Taking in a potentially lethal dog does not rise to this level of heroism.
| 8/19/2012 11:06 AM |
These attacks are so horrendous that guy has already been told by others he's dead wrong. This woman who was killed had very little sense and although tragic I'm glad it wasn't an innocent person, like a child, who happened upon the scene. You've got to figure these people involved weren't very smart.
The story made the Drudge Report so many people will have seen this story. Woof
| 8/19/2012 11:35 PM |
Jackie Cira isn't even photographed with her beloved presa canario that she claimed was a "therapy dog," perhaps Danai wasn't working out too well in Cira's own home "filled with animals"? Talk about a mess with these young women and their misguided rescuing efforts of dangerous dogs. Attorney Ken Phillips said it well recently:
People like Rebecca Carey -- I call them "humaniacs" -- do not recognize the dangers inherent in such dogs. For that reason, I am urging the enactment of laws that regulate adoption organizations, to the extent necessary to make all of them accountable and to prevent the humaniacs from recycling known dangerous dogs into communities.
| 8/20/2012 5:42 AM |
@truthbird, thanks for mentioning dog bite lawyer Kenneth Phillips.
He makes another excellent point in the same article that you referenced. Here it is:
"Remember, a rescue dog is an abandoned dog. One must wonder why the dog was abandoned. Was there a reason why it was sent to the animal shelter? It is folly to assume that only bad people abandon their dogs. When a dog is violent toward people, good parents, good animal control officers, and good cops send the dog to the shelter. Not all abandoned dogs are good dogs."
| 8/20/2012 5:33 PM |
I guess this is how people discover that their beloved canines are in fact insane, uncontrollable killing machines.

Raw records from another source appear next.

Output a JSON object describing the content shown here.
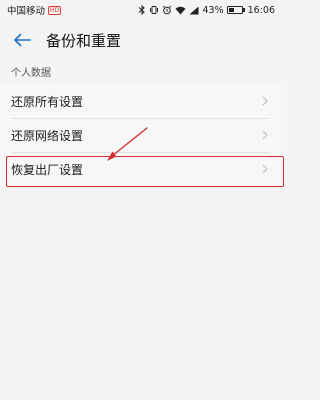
{
  "status_bar": {
    "carrier": "中国移动",
    "network_badge": "HD",
    "battery_percent": "43%",
    "battery_level": 0.43,
    "time": "16:06",
    "icons": [
      "bluetooth-icon",
      "vibrate-icon",
      "alarm-icon",
      "wifi-icon",
      "signal-icon",
      "battery-icon"
    ]
  },
  "header": {
    "title": "备份和重置",
    "back_icon": "back-arrow-icon"
  },
  "section": {
    "title": "个人数据",
    "items": [
      {
        "label": "还原所有设置"
      },
      {
        "label": "还原网络设置"
      },
      {
        "label": "恢复出厂设置"
      }
    ]
  },
  "colors": {
    "accent": "#1a73c8",
    "annotation": "#d32f2f",
    "background": "#f4f4f4"
  }
}
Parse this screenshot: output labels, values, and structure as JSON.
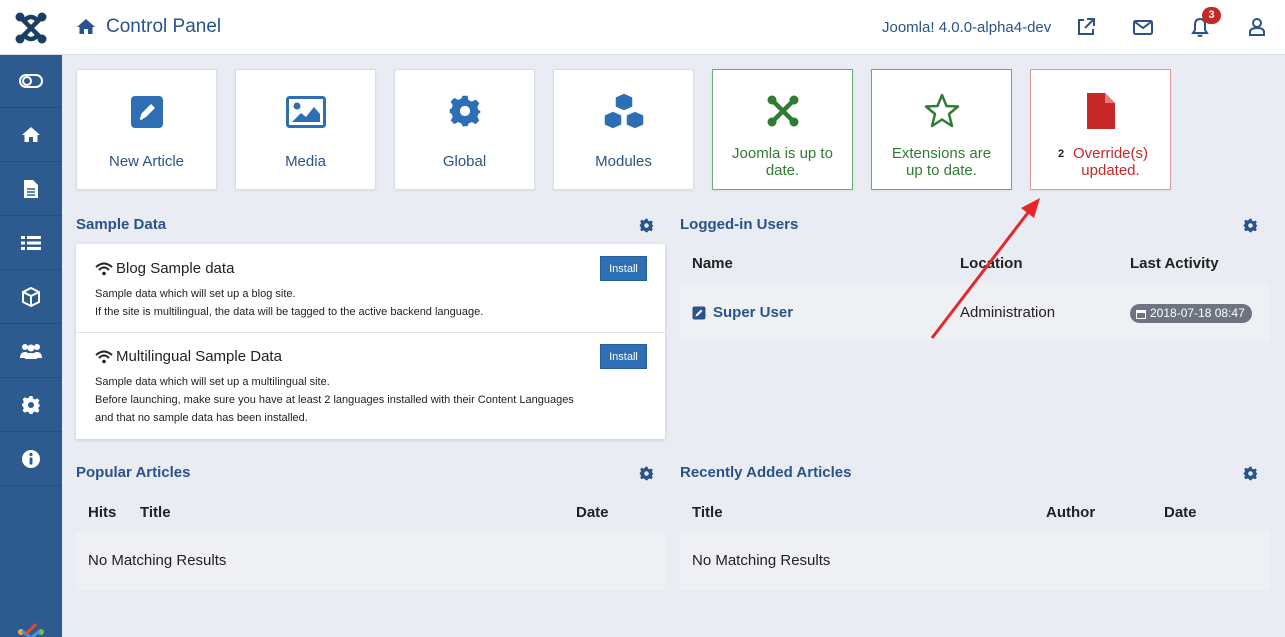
{
  "header": {
    "title": "Control Panel",
    "version": "Joomla! 4.0.0-alpha4-dev",
    "notifications_count": "3"
  },
  "tiles": [
    {
      "label": "New Article",
      "icon": "pencil-square-icon"
    },
    {
      "label": "Media",
      "icon": "image-icon"
    },
    {
      "label": "Global",
      "icon": "gear-icon"
    },
    {
      "label": "Modules",
      "icon": "cubes-icon"
    },
    {
      "label": "Joomla is up to date.",
      "icon": "joomla-icon"
    },
    {
      "label": "Extensions are up to date.",
      "icon": "star-icon"
    },
    {
      "label": "Override(s) updated.",
      "count": "2",
      "icon": "file-icon"
    }
  ],
  "sample_data": {
    "title": "Sample Data",
    "items": [
      {
        "name": "Blog Sample data",
        "desc1": "Sample data which will set up a blog site.",
        "desc2": "If the site is multilingual, the data will be tagged to the active backend language.",
        "button": "Install"
      },
      {
        "name": "Multilingual Sample Data",
        "desc1": "Sample data which will set up a multilingual site.",
        "desc2": "Before launching, make sure you have at least 2 languages installed with their Content Languages",
        "desc3": "and that no sample data has been installed.",
        "button": "Install"
      }
    ]
  },
  "logged_users": {
    "title": "Logged-in Users",
    "columns": [
      "Name",
      "Location",
      "Last Activity"
    ],
    "rows": [
      {
        "name": "Super User",
        "location": "Administration",
        "last_activity": "2018-07-18 08:47"
      }
    ]
  },
  "popular_articles": {
    "title": "Popular Articles",
    "columns": [
      "Hits",
      "Title",
      "Date"
    ],
    "empty": "No Matching Results"
  },
  "recent_articles": {
    "title": "Recently Added Articles",
    "columns": [
      "Title",
      "Author",
      "Date"
    ],
    "empty": "No Matching Results"
  },
  "colors": {
    "primary": "#2a5389",
    "sidebar": "#2d5b90",
    "success": "#2f7d32",
    "danger": "#c52827",
    "annotation_arrow": "#e8262b"
  }
}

I'm all for putting down any dog, anywhere, which is aggressive towards humans.
| 8/22/2012 4:51 AM |
172.November 2001, DeKalb County, GA
David Raeford, 40
Fatal heart attack after altercation with a pit bull
You know it's pretty bad state of affairs in the Animal Control profession when an A/C rep is unaware that this is their County's 5th DBRF involving Pit Bulls....
The only other possible explanation is they are engaging in Pit Bull Advocacy on the Taxpayer's dime.
| 5/22/2016 6:49 PM |
"When a dog is violent toward people, good parents, good animal control officers, and good cops send the dog to the shelter. Not all abandoned dogs are good dogs."
No, only BAD people send the dog to the shelter in this case. GOOD people have the dog humanely euthanized while they hug and hold it in it's last minutes so it passes peacefully.. they don't send it to a (stressful, scary) shelter where it's violent tendencies will be eventually discovered (unfortunately sometimes only after they've killed or maimed someone), only to have it put to sleep by impersonal shelter staff while it's feeling anxious, alone and scared and wondering where it's family are.
GOOD people take responsibility and don't pawn off their (potentially deadly) responsibility onto someone else.